Software Engineer - LLM Dataset

San Francisco
ML /
Full-time /
Remote
Join us to build and safely deploy aligned, superhuman AI. For decades, technology was "just a tool" - could it be a colleague?

We are building an AI pair programmer that feels like a full colleague inside your computer - capable, conversational, and reliable across domains. If this isn't AGI, then what is? Join us if you want to build and safely deploy aligned AGI in products that matter.

As a Software Engineer on our core ML team, you will work on building internet-scale multimodal datasets and be responsible for working on petabyte-scale internet crawls, audio and video data, as well as small high-quality datasets.

Magic's culture

    • Integrity. Words and actions should be aligned.
    • Hands-on. Most of us have previously led engineering teams. At Magic, there are no managers. We all spend the vast majority of our time on engineering. If you want to solve hard problems, Magic is the right place for you.
    • Teamwork. We move as one team, not N individuals.
    • Focus. Ethically deploy AGI. Everything else is noise.
    • Quality. We have high standards for ourselves and our products. Magic should feel like magic.

Responsibilities

    • Write scrapers, crawlers, and parsers for websites and other text and multi-modal data sources.
    • Clean large datasets, ensuring data quality and integrity.
    • Identify new sources of data and obtain relevant data for dataset creation.
    • Combine various tools such as OCR engines with general data pipelines and custom parsers and scrapers.

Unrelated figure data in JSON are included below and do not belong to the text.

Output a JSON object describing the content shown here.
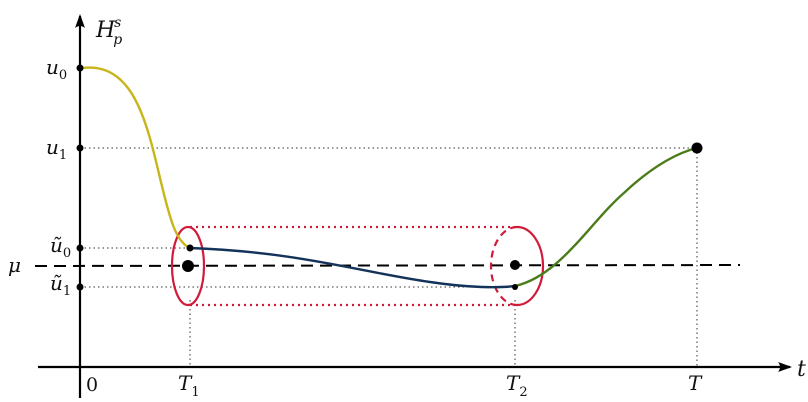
{
  "axes": {
    "y_label": "H",
    "y_label_sub": "p",
    "y_label_sup": "s",
    "x_label": "t"
  },
  "y_ticks": {
    "u0": {
      "base": "u",
      "sub": "0"
    },
    "u1": {
      "base": "u",
      "sub": "1"
    },
    "u0_tilde": {
      "base": "ũ",
      "sub": "0"
    },
    "u1_tilde": {
      "base": "ũ",
      "sub": "1"
    },
    "mu": "μ"
  },
  "x_ticks": {
    "origin": "0",
    "t1": {
      "base": "T",
      "sub": "1"
    },
    "t2": {
      "base": "T",
      "sub": "2"
    },
    "t_end": "T"
  },
  "colors": {
    "segment_1": "#c8b51a",
    "segment_2": "#14335a",
    "segment_3": "#4a7d1a",
    "tube": "#d01c3a",
    "axis": "#000000",
    "guide": "#333333"
  }
}
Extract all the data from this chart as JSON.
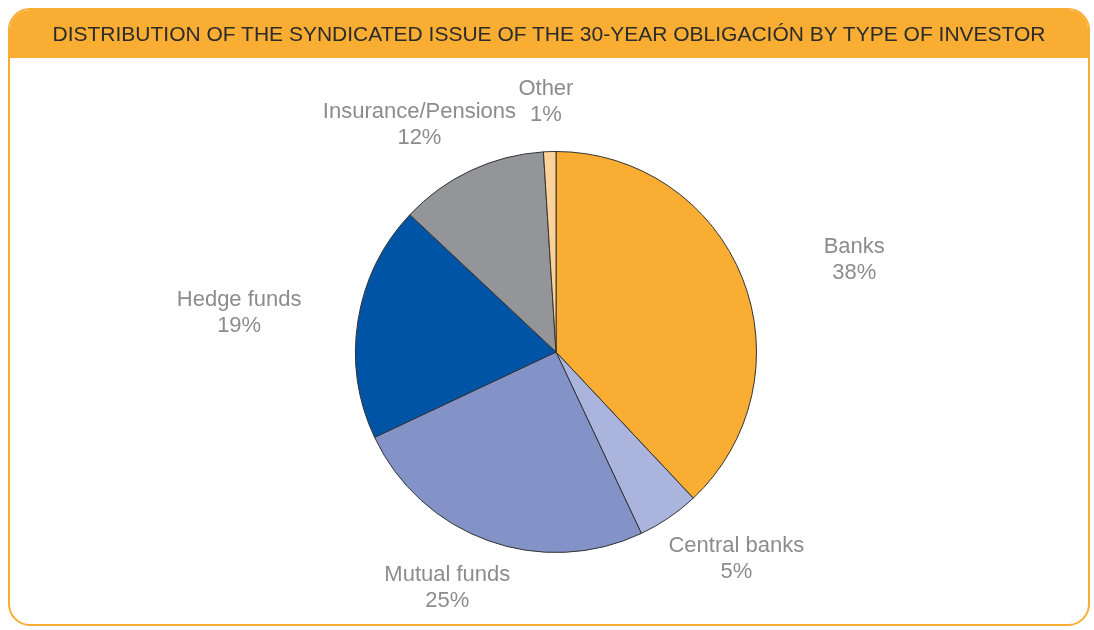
{
  "chart_data": {
    "type": "pie",
    "title": "DISTRIBUTION OF THE SYNDICATED ISSUE OF THE 30-YEAR OBLIGACIÓN BY TYPE OF INVESTOR",
    "categories": [
      "Banks",
      "Central banks",
      "Mutual funds",
      "Hedge funds",
      "Insurance/Pensions",
      "Other"
    ],
    "values": [
      38,
      5,
      25,
      19,
      12,
      1
    ],
    "value_labels": [
      "38%",
      "5%",
      "25%",
      "19%",
      "12%",
      "1%"
    ],
    "colors": [
      "#f9ad32",
      "#aab4dc",
      "#8393c8",
      "#0054a6",
      "#939598",
      "#fdd39a"
    ],
    "legend": false
  }
}
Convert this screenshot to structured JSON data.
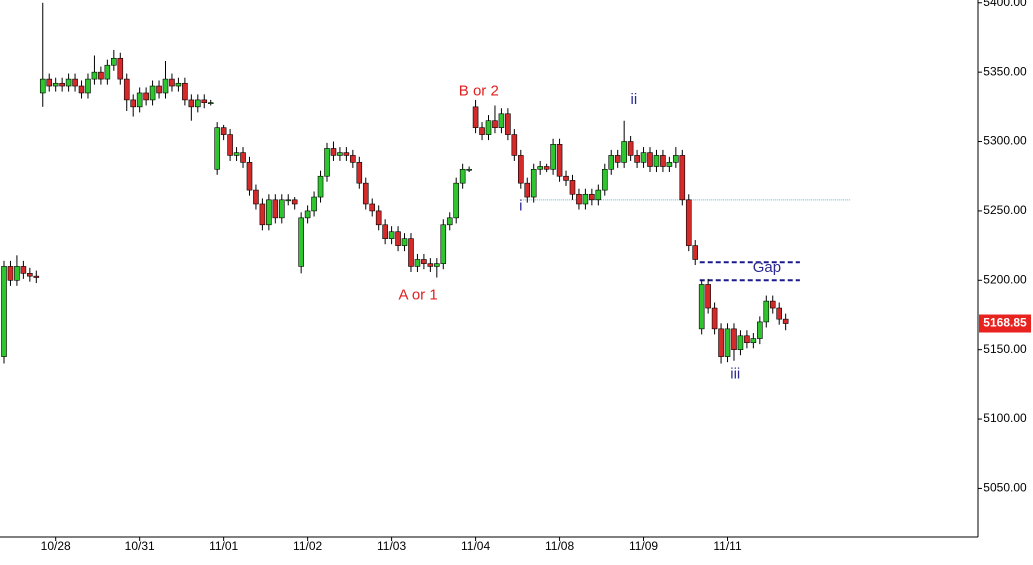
{
  "chart_data": {
    "type": "candlestick",
    "categories": [
      null,
      null,
      null,
      null,
      null,
      null,
      null,
      null,
      "10/28",
      null,
      null,
      null,
      null,
      null,
      null,
      null,
      null,
      null,
      null,
      null,
      null,
      "10/31",
      null,
      null,
      null,
      null,
      null,
      null,
      null,
      null,
      null,
      null,
      null,
      null,
      "11/01",
      null,
      null,
      null,
      null,
      null,
      null,
      null,
      null,
      null,
      null,
      null,
      null,
      "11/02",
      null,
      null,
      null,
      null,
      null,
      null,
      null,
      null,
      null,
      null,
      null,
      null,
      "11/03",
      null,
      null,
      null,
      null,
      null,
      null,
      null,
      null,
      null,
      null,
      null,
      null,
      "11/04",
      null,
      null,
      null,
      null,
      null,
      null,
      null,
      null,
      null,
      null,
      null,
      null,
      "11/08",
      null,
      null,
      null,
      null,
      null,
      null,
      null,
      null,
      null,
      null,
      null,
      null,
      "11/09",
      null,
      null,
      null,
      null,
      null,
      null,
      null,
      null,
      null,
      null,
      null,
      null,
      "11/11",
      null,
      null,
      null,
      null,
      null,
      null,
      null,
      null,
      null
    ],
    "open": [
      5145,
      5210,
      5200,
      5210,
      5205,
      5203,
      5335,
      5345,
      5340,
      5342,
      5340,
      5345,
      5340,
      5335,
      5345,
      5350,
      5345,
      5355,
      5360,
      5345,
      5330,
      5325,
      5335,
      5330,
      5340,
      5335,
      5345,
      5340,
      5342,
      5330,
      5325,
      5330,
      5328,
      5280,
      5310,
      5305,
      5290,
      5292,
      5285,
      5265,
      5255,
      5240,
      5258,
      5245,
      5258,
      5258,
      5210,
      5245,
      5250,
      5260,
      5275,
      5295,
      5290,
      5292,
      5290,
      5285,
      5270,
      5255,
      5250,
      5240,
      5230,
      5235,
      5225,
      5230,
      5210,
      5215,
      5212,
      5210,
      5212,
      5240,
      5245,
      5270,
      5280,
      5325,
      5310,
      5305,
      5315,
      5310,
      5320,
      5305,
      5290,
      5270,
      5260,
      5280,
      5282,
      5280,
      5298,
      5275,
      5272,
      5262,
      5255,
      5262,
      5258,
      5265,
      5280,
      5290,
      5285,
      5300,
      5290,
      5285,
      5292,
      5282,
      5290,
      5282,
      5285,
      5290,
      5258,
      5225,
      5165,
      5197,
      5180,
      5165,
      5145,
      5165,
      5150,
      5160,
      5155,
      5158,
      5170,
      5185,
      5180,
      5172
    ],
    "high": [
      5214,
      5214,
      5218,
      5214,
      5209,
      5207,
      5400,
      5349,
      5346,
      5346,
      5349,
      5349,
      5344,
      5349,
      5362,
      5354,
      5359,
      5366,
      5364,
      5349,
      5334,
      5339,
      5339,
      5344,
      5344,
      5358,
      5349,
      5346,
      5346,
      5334,
      5334,
      5334,
      5330,
      5314,
      5312,
      5309,
      5296,
      5296,
      5289,
      5269,
      5259,
      5262,
      5262,
      5262,
      5262,
      5260,
      5249,
      5254,
      5264,
      5279,
      5299,
      5300,
      5296,
      5296,
      5294,
      5289,
      5274,
      5259,
      5254,
      5244,
      5239,
      5239,
      5234,
      5234,
      5219,
      5219,
      5216,
      5216,
      5244,
      5249,
      5274,
      5284,
      5282,
      5330,
      5314,
      5319,
      5326,
      5324,
      5324,
      5309,
      5294,
      5274,
      5284,
      5286,
      5284,
      5302,
      5302,
      5279,
      5276,
      5266,
      5266,
      5266,
      5269,
      5284,
      5294,
      5294,
      5315,
      5304,
      5294,
      5296,
      5296,
      5294,
      5294,
      5289,
      5296,
      5294,
      5262,
      5229,
      5200,
      5201,
      5184,
      5169,
      5169,
      5169,
      5164,
      5164,
      5162,
      5174,
      5189,
      5189,
      5184,
      5176
    ],
    "low": [
      5140,
      5196,
      5196,
      5201,
      5199,
      5198,
      5325,
      5336,
      5336,
      5336,
      5336,
      5336,
      5331,
      5331,
      5341,
      5341,
      5341,
      5351,
      5341,
      5322,
      5318,
      5321,
      5326,
      5326,
      5331,
      5331,
      5336,
      5336,
      5326,
      5315,
      5321,
      5324,
      5326,
      5276,
      5301,
      5286,
      5286,
      5281,
      5261,
      5251,
      5236,
      5236,
      5241,
      5241,
      5254,
      5251,
      5205,
      5241,
      5246,
      5256,
      5271,
      5286,
      5286,
      5286,
      5281,
      5266,
      5251,
      5246,
      5236,
      5226,
      5226,
      5221,
      5221,
      5206,
      5206,
      5208,
      5206,
      5202,
      5208,
      5236,
      5241,
      5266,
      5278,
      5306,
      5301,
      5301,
      5306,
      5306,
      5301,
      5286,
      5266,
      5256,
      5256,
      5276,
      5278,
      5276,
      5271,
      5268,
      5258,
      5251,
      5251,
      5254,
      5254,
      5261,
      5276,
      5281,
      5281,
      5286,
      5281,
      5281,
      5278,
      5278,
      5278,
      5278,
      5281,
      5254,
      5221,
      5211,
      5161,
      5176,
      5161,
      5140,
      5141,
      5142,
      5146,
      5151,
      5151,
      5154,
      5166,
      5176,
      5168,
      5164
    ],
    "close": [
      5210,
      5200,
      5210,
      5205,
      5203,
      5202,
      5345,
      5340,
      5342,
      5340,
      5345,
      5340,
      5335,
      5345,
      5350,
      5345,
      5355,
      5360,
      5345,
      5330,
      5325,
      5335,
      5330,
      5340,
      5335,
      5345,
      5340,
      5342,
      5330,
      5325,
      5330,
      5328,
      5328,
      5310,
      5305,
      5290,
      5292,
      5285,
      5265,
      5255,
      5240,
      5258,
      5245,
      5258,
      5258,
      5255,
      5245,
      5250,
      5260,
      5275,
      5295,
      5290,
      5292,
      5290,
      5285,
      5270,
      5255,
      5250,
      5240,
      5230,
      5235,
      5225,
      5230,
      5210,
      5215,
      5212,
      5210,
      5212,
      5240,
      5245,
      5270,
      5280,
      5280,
      5310,
      5305,
      5315,
      5310,
      5320,
      5305,
      5290,
      5270,
      5260,
      5280,
      5282,
      5280,
      5298,
      5275,
      5272,
      5262,
      5255,
      5262,
      5258,
      5265,
      5280,
      5290,
      5285,
      5300,
      5290,
      5285,
      5292,
      5282,
      5290,
      5282,
      5285,
      5290,
      5258,
      5225,
      5215,
      5197,
      5180,
      5165,
      5145,
      5165,
      5150,
      5160,
      5155,
      5158,
      5170,
      5185,
      5180,
      5172,
      5168.85
    ],
    "up_color": "#2ec52e",
    "down_color": "#d42a2a",
    "ylim": [
      5015,
      5402
    ],
    "yticks": [
      {
        "value": 5050,
        "label": "5050.00"
      },
      {
        "value": 5100,
        "label": "5100.00"
      },
      {
        "value": 5150,
        "label": "5150.00"
      },
      {
        "value": 5200,
        "label": "5200.00"
      },
      {
        "value": 5250,
        "label": "5250.00"
      },
      {
        "value": 5300,
        "label": "5300.00"
      },
      {
        "value": 5350,
        "label": "5350.00"
      },
      {
        "value": 5400,
        "label": "5400.00"
      }
    ],
    "annotations": [
      {
        "text": "B or 2",
        "x": 73.5,
        "y": 5336,
        "color": "#e02020"
      },
      {
        "text": "A or 1",
        "x": 64.1,
        "y": 5189,
        "color": "#e02020"
      },
      {
        "text": "i",
        "x": 80,
        "y": 5253,
        "color": "#2a2a90"
      },
      {
        "text": "ii",
        "x": 97.5,
        "y": 5330,
        "color": "#2a2a90"
      },
      {
        "text": "iii",
        "x": 113.2,
        "y": 5132,
        "color": "#2a2a90"
      },
      {
        "text": "Gap",
        "x": 118.1,
        "y": 5209,
        "color": "#2a2a90"
      }
    ],
    "hlines": [
      {
        "value": 5258,
        "x1": 80,
        "x2": 131,
        "color": "#5ab4d8",
        "style": "dotted"
      },
      {
        "value": 5213,
        "x1": 107.7,
        "x2": 123.2,
        "color": "#1a1a8c",
        "style": "dashed"
      },
      {
        "value": 5200,
        "x1": 107.7,
        "x2": 123.2,
        "color": "#1a1a8c",
        "style": "dashed"
      }
    ],
    "last_color": "#e8231f"
  }
}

What we're looking for in a new teammate

    • Exceedingly bright with strong analytical thinking abilities
    • Exceptionally fast and productive engineer
    • Strong proficiency in Python
    • Knowledge of Rust and familiarity with C would be highly desirable
    • Experience working with ML models on various platforms such as Hugging Face, Transformers, spaCy or other open-source LLM's is preferred
    • Open source contributor to distributed systems tools like ray.io or to other ML related systems would be amazing!

Benefits and perks

    • Benchmark-based compensation in the 75th or 90th percentile, including base salary, generous equity, and benefits
    • 401K with 6% match
    • Flexible working hours
    • In-person (SF or Vienna) or remote
    • A small, fast-paced, highly focused team
FAQ:
What's your motivation?
Automation has led humanity from subsistence farming to becoming a globally connected society. AGI is the ultimate chapter of the story of human tool-building, presenting the potential to decouple productivity and ingenuity from human labor. What if the last 50 years of technological progress happened in 2 days? We want to make this a possibility.

Funding?
We've recently raised $28M.

How do we balance deploying the technology today with ambitions for AGI?
We think deploying AI within the right interfaces is just as important as the technology itself. Building an AI pair programmer helps us do both at the same time. We aim to launch gradually improving AI assistants while pursuing work on what will ultimately become AGI. 

Do you train your own models?
Yes

Do you care about the product?
It's funny that this is a question, but many AI companies neglect UX and focus only on their model. Yes, we care.

Can I work from anywhere?
We welcome applications from anyone around the world. We'll look at visa requirements case by case.

I don't meet all the criteria, should I still apply?
If you feel you have something to contribute to the mission and you're a high-energy person, absolutely. We make exceptions for exceptional people. In all hires, we are looking for either 1) difference makers on world class teams or 2) individuals who would become this very quickly if placed on such a team tomorrow.